Rather than paying excessive attention to maintain a comprehensible narrative like Pudovkin, Eisenstein was more radical and more experimental in terms of what montage could achieve. In his theory of film, Eisenstein often brought up the term “conflict” in which “antithetical elements clash and produce a synthesis that goes beyond both.” (Bordwell, 113) Eisenstein did not see montage as a resort to maintain a clear temporal and spatial relationship, guiding the spectator through the entire narrative. Rather he envisioned each individual shot or sequence as if it was a puzzle with meanings of their own. When combined, however, these individual shots created an utterly different picture, sparking new meaning that was not present in either of the original shots.
The infamous Odessa stairs sequence in Battleship Potemkin is the moment when Eisenstein fully actualizes his “intellectual montage” theory. Shots of soldiers marching down steps symbolize an oppressive force juxtaposed with unarmed civilians fleeing, barring the straightforward indication of the helplessness of the Russian people, offers new meanings of the Russian Empire’s forces’ brutality. The last sequence of the Odessa massacre constitutes shots of the stroller sliding downstairs across dead bodies, the slaughter of civilians, and close-ups of a woman’s face, covered with blood. Albeit the considerable lack of spatial and temporal relation, the sequence’s short and sharp intercuts epitomize the agony of innocuous civilians, insinuating the viciousness of the Russian army. Besides, Eisenstein deliberately intercuts three consecutive shots of stone lion statues when illustrating the bombardment of the Odess theater. Although shots of the lion may not mean much on their own, when combined, it seems like the lion is rising from its sleep. They signify the Odessa people waking up and fighting against the totalitarian regime and seemingly paralleled with the first half of the film, where asleep crews ignite the revolution on battleship Potemkin.

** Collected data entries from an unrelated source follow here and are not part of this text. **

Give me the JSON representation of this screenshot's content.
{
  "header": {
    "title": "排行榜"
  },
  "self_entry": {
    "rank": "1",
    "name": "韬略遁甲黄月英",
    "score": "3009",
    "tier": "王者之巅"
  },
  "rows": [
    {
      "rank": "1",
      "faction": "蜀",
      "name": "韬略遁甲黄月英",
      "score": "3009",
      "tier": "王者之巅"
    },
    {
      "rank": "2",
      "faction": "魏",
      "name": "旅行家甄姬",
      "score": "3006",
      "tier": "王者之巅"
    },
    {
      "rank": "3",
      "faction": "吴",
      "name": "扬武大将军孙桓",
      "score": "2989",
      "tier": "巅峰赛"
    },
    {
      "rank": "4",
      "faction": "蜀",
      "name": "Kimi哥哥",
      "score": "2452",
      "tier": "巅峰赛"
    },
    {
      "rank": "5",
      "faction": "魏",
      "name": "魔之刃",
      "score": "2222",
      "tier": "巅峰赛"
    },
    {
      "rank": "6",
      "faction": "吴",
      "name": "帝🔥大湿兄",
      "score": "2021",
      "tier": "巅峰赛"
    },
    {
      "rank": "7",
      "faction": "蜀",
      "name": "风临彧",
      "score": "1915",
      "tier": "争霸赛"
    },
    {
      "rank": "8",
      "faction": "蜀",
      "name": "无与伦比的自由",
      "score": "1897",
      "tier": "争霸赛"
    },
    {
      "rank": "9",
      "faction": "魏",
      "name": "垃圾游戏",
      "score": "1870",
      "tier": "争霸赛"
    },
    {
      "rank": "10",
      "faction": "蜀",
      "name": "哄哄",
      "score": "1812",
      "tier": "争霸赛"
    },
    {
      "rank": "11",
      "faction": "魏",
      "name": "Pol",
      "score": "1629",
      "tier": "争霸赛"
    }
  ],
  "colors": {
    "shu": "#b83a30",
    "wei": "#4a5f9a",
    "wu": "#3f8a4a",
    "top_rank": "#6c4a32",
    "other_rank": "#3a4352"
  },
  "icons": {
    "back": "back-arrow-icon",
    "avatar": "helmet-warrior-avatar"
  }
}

At the beginning of the 1930s, audiences, who were tired of the esoteric style of montage, began to demand for something more accessible and more evocative. Along with the permeation of series of Socialist Realism films which focus on realistic stories that supported Communist values, the Soviet Montage movement eventually came to an end. Like many revolutionary cinema movements, however, techniques by the Soviet Montage filmmakers continue to influence movies, such as Rear Window (Alfred Hitchcock, 1954) and The Godfather (Francis Ford Coppola, 1972), to this day.